# Training an LGD to not go over the fence.



## babsbag (Jan 28, 2013)

This isn't for me, we have a hot wire, problem solved. But how do owners with no hot wires keep the LGD inside of the pasture? I have a friend with one that won't stay home. fence is 4' high.

If if is a fence climber how do you break the habit?


----------



## Southern by choice (Jan 28, 2013)

babsbag said:
			
		

> This isn't for me, we have a hot wire, problem solved. But how do owners with no hot wires keep the LGD inside of the pasture? I have a friend with one that won't stay home. fence is 4' high.
> 
> If if is a fence climber how do you break the habit?


HOT WIRE!


----------



## goodolboy (Jan 28, 2013)

Amen


----------



## Straw Hat Kikos (Jan 28, 2013)

Yeah the only way is hot wire. Works like a charm.  The ones here got zapped a few times and have never done it again. Hot wire isn't even on anymore and hasn't been for months. Get some hot wire.


----------



## babsbag (Jan 29, 2013)

I am a strong proponent of a hot wire. My dogs and my goats leave my fences alone. But I find that many people can't make the fences "hot". I know that is because of either sloppy installation, bad ground connection, or a dead short in the fence from something touching it. I don't find it so hard to maintain mine but it is installed and maintained correctly, but it just seems too hard of a task for many people.

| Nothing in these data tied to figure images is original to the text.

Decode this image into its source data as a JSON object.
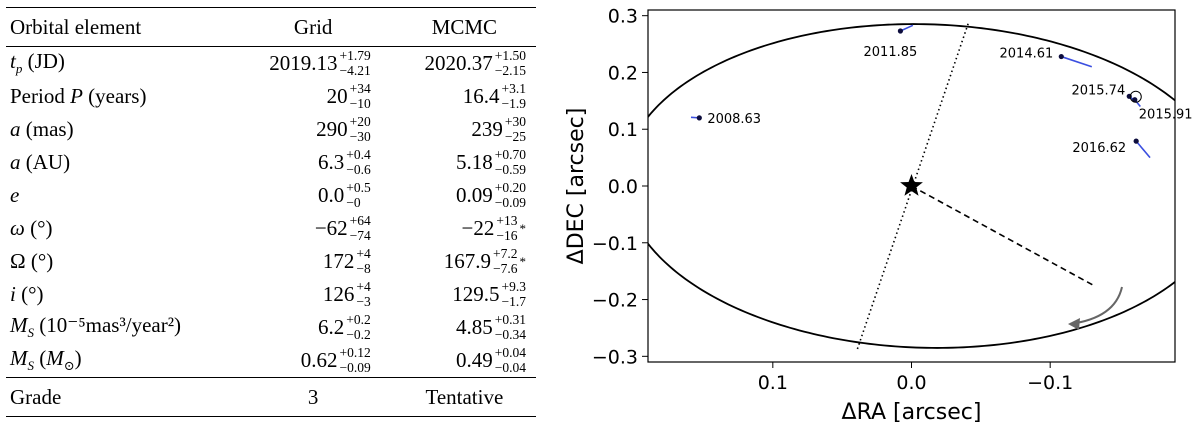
{
  "table": {
    "headers": [
      "Orbital element",
      "Grid",
      "MCMC"
    ],
    "rows": [
      {
        "label": "t_p (JD)",
        "grid": {
          "v": "2019.13",
          "up": "+1.79",
          "lo": "−4.21"
        },
        "mcmc": {
          "v": "2020.37",
          "up": "+1.50",
          "lo": "−2.15",
          "star": ""
        }
      },
      {
        "label": "Period P (years)",
        "grid": {
          "v": "20",
          "up": "+34",
          "lo": "−10"
        },
        "mcmc": {
          "v": "16.4",
          "up": "+3.1",
          "lo": "−1.9",
          "star": ""
        }
      },
      {
        "label": "a (mas)",
        "grid": {
          "v": "290",
          "up": "+20",
          "lo": "−30"
        },
        "mcmc": {
          "v": "239",
          "up": "+30",
          "lo": "−25",
          "star": ""
        }
      },
      {
        "label": "a (AU)",
        "grid": {
          "v": "6.3",
          "up": "+0.4",
          "lo": "−0.6"
        },
        "mcmc": {
          "v": "5.18",
          "up": "+0.70",
          "lo": "−0.59",
          "star": ""
        }
      },
      {
        "label": "e",
        "grid": {
          "v": "0.0",
          "up": "+0.5",
          "lo": "−0"
        },
        "mcmc": {
          "v": "0.09",
          "up": "+0.20",
          "lo": "−0.09",
          "star": ""
        }
      },
      {
        "label": "ω (°)",
        "grid": {
          "v": "−62",
          "up": "+64",
          "lo": "−74"
        },
        "mcmc": {
          "v": "−22",
          "up": "+13",
          "lo": "−16",
          "star": "*"
        }
      },
      {
        "label": "Ω (°)",
        "grid": {
          "v": "172",
          "up": "+4",
          "lo": "−8"
        },
        "mcmc": {
          "v": "167.9",
          "up": "+7.2",
          "lo": "−7.6",
          "star": "*"
        }
      },
      {
        "label": "i (°)",
        "grid": {
          "v": "126",
          "up": "+4",
          "lo": "−3"
        },
        "mcmc": {
          "v": "129.5",
          "up": "+9.3",
          "lo": "−1.7",
          "star": ""
        }
      },
      {
        "label": "M_S (10⁻⁵mas³/year²)",
        "grid": {
          "v": "6.2",
          "up": "+0.2",
          "lo": "−0.2"
        },
        "mcmc": {
          "v": "4.85",
          "up": "+0.31",
          "lo": "−0.34",
          "star": ""
        }
      },
      {
        "label": "M_S (M⊙)",
        "grid": {
          "v": "0.62",
          "up": "+0.12",
          "lo": "−0.09"
        },
        "mcmc": {
          "v": "0.49",
          "up": "+0.04",
          "lo": "−0.04",
          "star": ""
        }
      }
    ],
    "footer": {
      "label": "Grade",
      "grid": "3",
      "mcmc": "Tentative"
    }
  },
  "chart_data": {
    "type": "scatter",
    "title": "",
    "xlabel": "ΔRA [arcsec]",
    "ylabel": "ΔDEC [arcsec]",
    "xlim": [
      0.19,
      -0.19
    ],
    "ylim": [
      -0.31,
      0.31
    ],
    "xticks": [
      0.1,
      0.0,
      -0.1
    ],
    "xtick_labels": [
      "0.1",
      "0.0",
      "−0.1"
    ],
    "yticks": [
      0.3,
      0.2,
      0.1,
      0.0,
      -0.1,
      -0.2,
      -0.3
    ],
    "ytick_labels": [
      "0.3",
      "0.2",
      "0.1",
      "0.0",
      "−0.1",
      "−0.2",
      "−0.3"
    ],
    "star": {
      "x": 0.0,
      "y": 0.0
    },
    "orbit": {
      "center_x": -0.01,
      "center_y": 0.0,
      "semi_major": 0.217,
      "semi_minor": 0.2855,
      "rotation_deg": -4
    },
    "line_of_nodes": {
      "x1": 0.039,
      "y1": -0.287,
      "x2": -0.041,
      "y2": 0.287
    },
    "periastron_line": {
      "x1": 0.0,
      "y1": 0.0,
      "x2": -0.132,
      "y2": -0.176
    },
    "observations": [
      {
        "epoch": "2008.63",
        "x": 0.153,
        "y": 0.12,
        "model_x": 0.159,
        "model_y": 0.121
      },
      {
        "epoch": "2011.85",
        "x": 0.008,
        "y": 0.273,
        "model_x": -0.001,
        "model_y": 0.283
      },
      {
        "epoch": "2014.61",
        "x": -0.108,
        "y": 0.228,
        "model_x": -0.13,
        "model_y": 0.21
      },
      {
        "epoch": "2015.74",
        "x": -0.157,
        "y": 0.158,
        "model_x": -0.161,
        "model_y": 0.15
      },
      {
        "epoch": "2015.91",
        "x": -0.161,
        "y": 0.152,
        "model_x": -0.165,
        "model_y": 0.14
      },
      {
        "epoch": "2016.62",
        "x": -0.162,
        "y": 0.079,
        "model_x": -0.172,
        "model_y": 0.05
      }
    ],
    "direction_arrow": "clockwise"
  },
  "colors": {
    "points": "#0d0d3d",
    "residual": "#3b4fe0",
    "arrow": "#666666"
  }
}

Maybe I should change jobs and start installing hot wires


----------



## heathen (Jan 29, 2013)

My friend KC has a GP and he decided at 2.5 years old he was going to pen him up with the goats..... He don't bother the goats or chickens mind you, but he has roamed between his place his aunts dads and grandma's down a KY hollow. So I said turn on your electric fence because he kept climbing out. One shock he ran down the hill as fast as he could yelping like he was shot and jumped the other fence ran to his dads Garage and wouldn't come out all day. It was priceless, his dad  said I just love that dog he is in the garage guarding my motorcycle and tools. Of course his dad was the reason he was getting put up in the first place because the dog "jumped on him" and he fell and broke his arm, he had been drinking for 4 hours and the dog has never jumped on anyone.


----------



## poorboys (Jan 29, 2013)

we just have fence, part cattle fenceing, no one everytry's to jump over or get out. they won't even walk thru the gate if I leave it open. No hot wire here.


----------



## TTs Chicks (Jan 29, 2013)

My pyr was digging out so I put hot wire around the bottom and that works.  Recently got a pyr/anatolian shep female for free  - she climbed the fence and got out    guess I know why she was free.  I now have a hot wire around the top.  So far so good  I'm hoping this works otherwise she's gonna have to go I don't want to keep her tied up.


----------



## Grazer (Feb 2, 2013)

A good example of why fencing is so very important; this is what our Caucasian shepherd does every time he spots "intruders" http://www.youtube.com/watch?feature=player_embedded&v=qzEJLQI_hg8 
He is definitely not a roamer, he never tries to escape. But he is very intense when it comes to guarding.


----------



## Southern by choice (Feb 2, 2013)

Now that is one good baby!


----------



## Grazer (Feb 2, 2013)

Thank you Southern, he sure is good at his job!
With dogs like him (incredibly protective dogs) a minimum of a 6ft fence is a must lol. 
Dogs with a high wanderlust however are a pain in the *ss. I'm just glad I have never had to deal with one, as with some even a hot wire won't work.


----------



## bonbean01 (Feb 3, 2013)

I'll tell you...if I was an intruder and heard your dog and saw that face over the fence, not knowing if he/she could get over it...I'd be high tailing it outta there!  Good dog!  Not that I was intending to be an intruder...but if I was...yup...that dog would get me outta there fast!


----------



## Grazer (Feb 3, 2013)

Thank you Bonbean, I know what you mean lol
If such a large, ferocious looking dog that I didn't know did that to me while I was walking by that fence, I would never go anywhere near that fence again 

This reminds me of that one time while I was living in Hungary and I was passing near a house with a not very high fence (I think it was only 4ft tall). 
I couldn't see through that fence, so I didn't know they had dogs. When all of a sudden two Kuvasz dogs jumped, lunged at me over the fence and grabbed the hood of my jacket.
The whole thing happened so quickly, I didn't even had the time to get worried. 
My hood was tore up, but I was fine. And very mad at owners for not building a higher fence. 
Owning large guardian breeds is a huge responsibility.


----------